Ripe for Recovery
Thank you for your cover story on NYCB principal Janie Taylor (July) and her battle with immune thrombocytopenic purpura (ITP). For people with ITP and their families, life can be an emotional roller coaster of hospitalizations, blood tests, and treatments that can make them feel worse than the disease itself. ITP has a profound impact on quality of life, especially for an elite athlete or performer like Janie. Something as small as a bump on the head or a nose bleed can quickly turn into a serious situation. As a former ITP patient, I was moved by Janie’s quote, “This day I can just cry all day. But tomorrow I have to go back. I will not let this thing defeat me.” She is an inspiration to ITP patients, and I thank you for shining a light on this little-known disease.
Executive Director, Platelet Disorder Support Association
I was excited to read “Ballerina, Interrupted,” but disappointed that it didn’t go deeper into the steps that Janie Taylor took to recover and come back full force. As a dancer who has been “interrupted” several times, I could identify with her—the tears, the hopelessness, the self pity! It would have been great if Taylor had shared more details about her injuries and what she did to triumph over them. I personally have had limited access to doctors, who tend to sum it up with “no more dancing for you.” While I’m very happy for Taylor, any advice for the rest of us?
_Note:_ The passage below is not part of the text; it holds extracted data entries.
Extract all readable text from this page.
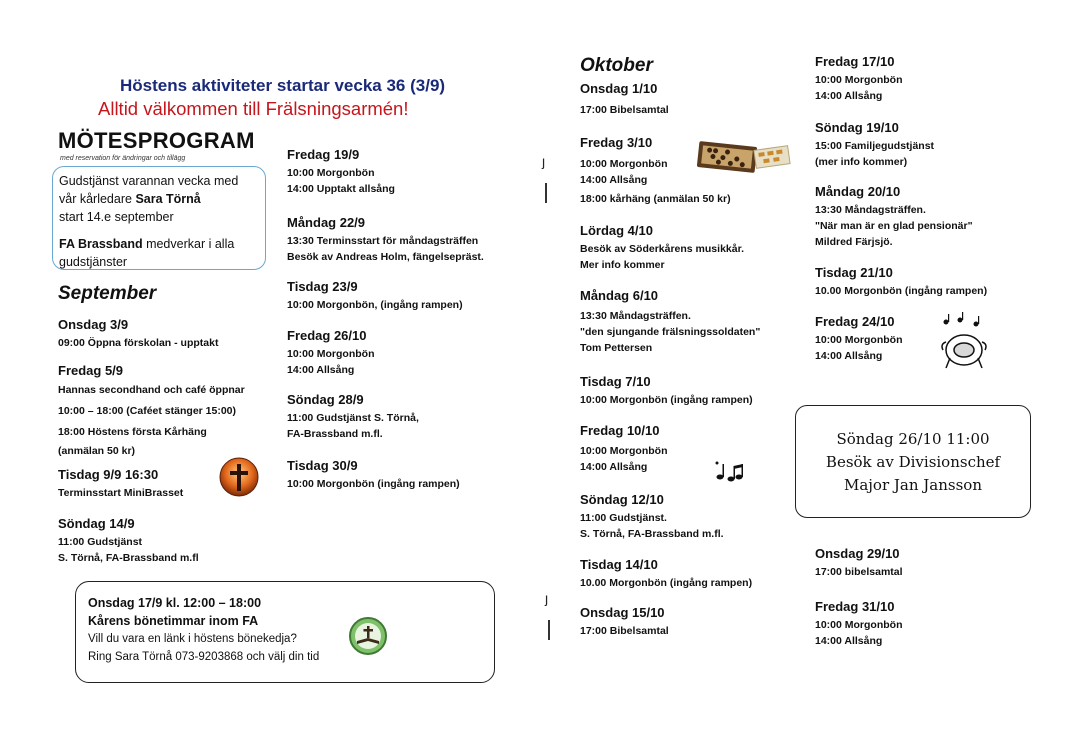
Höstens aktiviteter startar vecka 36 (3/9)
Alltid välkommen till Frälsningsarmén!
MÖTESPROGRAM
med reservation för ändringar och tillägg

Gudstjänst varannan vecka med

vår kårledare Sara Törnå

start 14.e september

FA Brassband medverkar i alla

gudstjänster

September
Oktober
Onsdag 3/9
09:00 Öppna förskolan - upptakt
Fredag 5/9
Hannas secondhand och café öppnar
10:00 – 18:00 (Caféet stänger 15:00)
18:00 Höstens första Kårhäng
(anmälan 50 kr)
Tisdag 9/9 16:30
Terminsstart MiniBrasset
Söndag 14/9
11:00 Gudstjänst
S. Törnå, FA-Brassband m.fl
Fredag 19/9
10:00 Morgonbön
14:00 Upptakt allsång
Måndag 22/9
13:30 Terminsstart för måndagsträffen
Besök av Andreas Holm, fängelsepräst.
Tisdag 23/9
10:00 Morgonbön, (ingång rampen)
Fredag 26/10
10:00 Morgonbön
14:00 Allsång
Söndag 28/9
11:00 Gudstjänst S. Törnå,
FA-Brassband m.fl.
Tisdag 30/9
10:00 Morgonbön (ingång rampen)
Onsdag 17/9 kl. 12:00 – 18:00
Kårens bönetimmar inom FA
Vill du vara en länk i höstens bönekedja?
Ring Sara Törnå 073-9203868 och välj din tid
ȷ
ȷ
Onsdag 1/10
17:00 Bibelsamtal
Fredag 3/10
10:00 Morgonbön
14:00 Allsång
18:00 kårhäng (anmälan 50 kr)
Lördag 4/10
Besök av Söderkårens musikkår.
Mer info kommer
Måndag 6/10
13:30 Måndagsträffen.
"den sjungande frälsningssoldaten"
Tom Pettersen
Tisdag 7/10
10:00 Morgonbön (ingång rampen)
Fredag 10/10
10:00 Morgonbön
14:00 Allsång
Söndag 12/10
11:00 Gudstjänst.
S. Törnå, FA-Brassband m.fl.
Tisdag 14/10
10.00 Morgonbön (ingång rampen)
Onsdag 15/10
17:00 Bibelsamtal
Fredag 17/10
10:00 Morgonbön
14:00 Allsång
Söndag 19/10
15:00 Familjegudstjänst
(mer info kommer)
Måndag 20/10
13:30 Måndagsträffen.
"När man är en glad pensionär"
Mildred Färjsjö.
Tisdag 21/10
10.00 Morgonbön (ingång rampen)
Fredag 24/10
10:00 Morgonbön
14:00 Allsång
Söndag 26/10 11:00
Besök av Divisionschef
Major Jan Jansson
Onsdag 29/10
17:00 bibelsamtal
Fredag 31/10
10:00 Morgonbön
14:00 Allsång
DM Responds: Bebe Neuwirth has set up The Dancers’ Resource, offering medical, psychological, and financial assistance for performers just like you. See the sidebar to our Fame cover story, “Bebe’s Cause: Hurt Dancers,” or click here to watch a video explaining the organization.
More to Dance?
I’m a theater/communications major who has always been a dancer. I have become interested in how dance companies are run. Which dance organizations have a strong development department? How are dance companies overcoming this year’s economic struggle? Are there booking agencies in which dance management jobs are possible? I’d like to know what other jobs are out there in the dance world.
Katie Marie Peters
Destrehan/New Orleans, LA
DM Responds: As dancers and editors, we hear you loud and clear! See September 2008’s “Beyond Performance” supplement to read about dancers with many related careers—and find out which schools offer dance-specific arts management programs. Visit dancemagazine.com to download a PDF. And see the newest “Beyond Performance” supplement in this issue.
Shorty Is a 10
In June, Wendy Perron blogged about two terrific, but petite, dancers taking class at NYIBC. She asked readers to send in their thoughts about the prospects for shorter ballet dancers, keeping in mind the many greats of the past who might have not gone on to success had they been held to today’s standards. See her original post at dancemagazine.com/blogs/wendy.
Artistic directors used to choose dancers based on talent and ability. Now, if you’re under 5’5″, you aren’t looked at. If an earlier generation of artistic directors had made this limitation, we would never have seen wonderful dancers like Suki Schorer and Susan Pilarre onstage.
As ballet master with the Royal Swedish Ballet, I am part of the team that chooses our dancers. Unfortunately, the trend of excluding shorter dancers is true. Large classical companies seldom take these young dancers at a higher level than the corps. So, while there are exceptions to the rule, we try to hire dancers who are lagom (“somewhere in the middle” in Swedish). It’s sad but true.
A dancer should be judged by her performance, her technique, and her lines—great lines don’t have to mean tall. I hope these standards change because too many female dancers have trained for too long only to be told they are not tall enough.
Correction: The photo accompanying the National Choreographer’s Initiative in July “Vital Signs” was mislabeled. The piece is Shortened Suite by Edmund Stripe.